Conditions of Women
Tunisia stands out as the most progressive nation on women’s issues in the Arab region. Successive reforms of the national personal status code have achieved near gender equality. The government is committed to incorporating women into human development through attention to gender concerns. Although women’s position in Tunisia can still be improved, the government’s track record provides optimism for the future.
In the area of education, women in Tunisia have shown steady improvement. Female adult illiteracy has dropped 27 percent since 1980, but remains high at 42 percent. This number can be expected to drop further as the World Bank estimates that nearly 100 percent of both boys and girls were enrolled in primary education by 1998. Literacy has proven vital to women asserting their rights under the reformed personal status code. A government survey in 1991 found that 70 percent of illiterate women were unaware of their rights under the code. The Ministry of Women and Family Affairs has undertaken several national media campaigns to promote awareness of women’s rights.
Law of Personal Status
Women’s personal status in Tunisia is generally equal to that of men. The Tunisian Code of Personal Status does not contain explicit references to Islam, though Islamic values played a role in its crafting. The Tunisian government has sought to develop a new phase of Islamic thinking (ijtihad) distinct from the Islamic law in other Muslim countries. This new thinking has included reforms to create gender equality in the areas of marriage, divorce, child custody, and women’s social autonomy. The latest round of reforms in 1993 brought Tunisian law in accordance with international human rights standards. Supporters of the reforms do not see this as an abandonment of Islamic values, but rather as an evolution for the modern period. Problems have been reported in the enforcement of the reforms when they are contrary to social convention.
Women hold relatively few senior positions in the government (3 percent at the ministerial level) but there are a number of governmental bodies created to deal specifically with women’s issues. National institutions for women include the Ministry of Women and Family Affairs, the National Women and Development Commission, and the National Council of Women and the Family. In the 1999 parliamentary elections, women won 21 of the total 182 seats in the national government. Women have a higher level of representation at the local level, where 17 percent of municipal council members are female. President Bin Ali proclaimed on November 7, 2007 that the Constitutional Democratic Rally Party, of which he is the leader, will raise the ratio of women’s presence on its parliamentary and municipal election lists from 20% to at least 30%. He asserted that this positive discrimination in favor of women is in harmony with the development of Tunisian society, and makes Tunisian women responsible for preserving their gains and advancing them.

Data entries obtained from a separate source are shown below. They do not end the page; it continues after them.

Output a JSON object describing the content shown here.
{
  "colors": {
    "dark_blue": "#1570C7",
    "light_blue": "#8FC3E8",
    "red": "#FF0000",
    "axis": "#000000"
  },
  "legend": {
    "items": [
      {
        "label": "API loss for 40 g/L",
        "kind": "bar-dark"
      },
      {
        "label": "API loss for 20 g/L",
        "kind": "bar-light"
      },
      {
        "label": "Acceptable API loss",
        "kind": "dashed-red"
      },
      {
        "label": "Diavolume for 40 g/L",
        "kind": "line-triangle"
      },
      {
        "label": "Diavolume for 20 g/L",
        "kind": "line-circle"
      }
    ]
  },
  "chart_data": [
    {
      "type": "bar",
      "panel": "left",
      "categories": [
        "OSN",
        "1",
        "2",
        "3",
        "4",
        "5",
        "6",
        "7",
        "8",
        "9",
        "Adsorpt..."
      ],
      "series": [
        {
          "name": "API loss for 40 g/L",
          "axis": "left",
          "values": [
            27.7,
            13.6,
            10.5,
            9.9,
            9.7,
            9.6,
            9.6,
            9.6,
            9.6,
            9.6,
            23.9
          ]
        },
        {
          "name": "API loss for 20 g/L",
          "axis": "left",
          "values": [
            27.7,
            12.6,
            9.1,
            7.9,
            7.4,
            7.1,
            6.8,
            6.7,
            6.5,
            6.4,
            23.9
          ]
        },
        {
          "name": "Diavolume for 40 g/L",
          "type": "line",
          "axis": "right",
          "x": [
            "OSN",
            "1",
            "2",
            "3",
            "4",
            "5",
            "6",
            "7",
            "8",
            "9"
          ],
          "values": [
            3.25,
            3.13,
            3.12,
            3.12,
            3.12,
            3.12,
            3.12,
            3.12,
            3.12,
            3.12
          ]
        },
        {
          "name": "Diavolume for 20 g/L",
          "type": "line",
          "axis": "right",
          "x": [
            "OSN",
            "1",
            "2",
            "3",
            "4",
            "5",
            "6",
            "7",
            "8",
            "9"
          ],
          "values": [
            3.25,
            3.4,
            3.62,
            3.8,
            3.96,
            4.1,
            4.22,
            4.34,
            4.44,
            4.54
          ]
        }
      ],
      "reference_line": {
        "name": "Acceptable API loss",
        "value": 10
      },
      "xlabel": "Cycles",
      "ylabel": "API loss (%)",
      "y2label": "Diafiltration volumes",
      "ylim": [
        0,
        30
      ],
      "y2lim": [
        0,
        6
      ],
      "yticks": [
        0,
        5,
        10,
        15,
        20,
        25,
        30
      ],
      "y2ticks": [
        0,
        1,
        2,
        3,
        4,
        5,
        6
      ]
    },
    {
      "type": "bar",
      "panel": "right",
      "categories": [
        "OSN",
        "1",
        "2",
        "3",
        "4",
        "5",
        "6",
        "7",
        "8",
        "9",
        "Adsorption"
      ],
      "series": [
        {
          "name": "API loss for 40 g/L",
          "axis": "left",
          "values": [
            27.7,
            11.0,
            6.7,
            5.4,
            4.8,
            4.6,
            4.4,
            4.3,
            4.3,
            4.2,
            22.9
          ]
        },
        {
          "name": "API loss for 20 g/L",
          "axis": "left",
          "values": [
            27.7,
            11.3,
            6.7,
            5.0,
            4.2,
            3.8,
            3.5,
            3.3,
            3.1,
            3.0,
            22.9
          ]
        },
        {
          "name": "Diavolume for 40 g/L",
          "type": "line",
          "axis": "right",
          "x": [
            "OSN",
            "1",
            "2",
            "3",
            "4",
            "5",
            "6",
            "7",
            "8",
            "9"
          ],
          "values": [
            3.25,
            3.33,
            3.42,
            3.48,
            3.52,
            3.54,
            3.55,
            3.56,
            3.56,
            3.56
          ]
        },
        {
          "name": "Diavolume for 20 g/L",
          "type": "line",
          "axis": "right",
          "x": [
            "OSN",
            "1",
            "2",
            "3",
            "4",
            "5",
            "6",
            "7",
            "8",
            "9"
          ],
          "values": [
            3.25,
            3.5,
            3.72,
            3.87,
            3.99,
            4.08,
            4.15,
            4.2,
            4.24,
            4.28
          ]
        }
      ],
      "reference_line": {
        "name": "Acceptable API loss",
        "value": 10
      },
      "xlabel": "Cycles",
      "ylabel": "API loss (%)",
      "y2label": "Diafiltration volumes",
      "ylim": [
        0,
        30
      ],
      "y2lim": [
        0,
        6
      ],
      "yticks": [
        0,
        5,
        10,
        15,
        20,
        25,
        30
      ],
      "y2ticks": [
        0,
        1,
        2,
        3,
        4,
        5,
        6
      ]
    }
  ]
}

Aside from government institutions, women are represented in politics by a number of civil society groups. The largest of these is the National Union of Tunisian Women (UNFT), a nationwide organization with government affiliations. The UNFT has undertaken national education campaigns for women. Other groups, such as the Association Tunisienne des Femmes Democrates, are active in debating and publicizing women’s issues. The Center for Studies, Research, Documentation and Information on Women (CREDIF), one of the leading research centers on women in the Arab region, is based in Tunisia. Several women’s organizations have been denied representation by the government. The first Tunisian woman to head a political party was elected on December 25, 2006.. Mrs. Al-Juraibi, 46 years old, was one of the founders of the Democratic Progressive Party in 1983.
Convention on the Elimination of All Forms of Discrimination Against Women (CEDAW)
Tunisia signed the Convention on the Elimination of all Forms of Discrimination Against Women (CEDAW) on September 20, 1985 with reservations as regards conflict with Islamic values.
Women comprise 31 percent of the workforce in Tunisia and 36 percent of women work. It is estimated that 1,500 women hold senior positions in businesses. President Ben Ali has made several public statements emphasizing the need to encourage women’s participation in economic development. The government has also sought to incorporate gender models in development planning. Tunisia has long taken a progressive position on women’s participation in the workforce; maternity leave policies and employment protections for mothers were established in 1966.
The Ministry of Defence announced on December 26, 2002 that mandatory military service would be imposed on Tunisian women in 2003, as a step designed to enhance gender equality. During the past few years some parliamentarians, including female members, have called for mandatory military service for Tunisian women. The Minister of Defence declared that women's recruitment would be gradually enforced.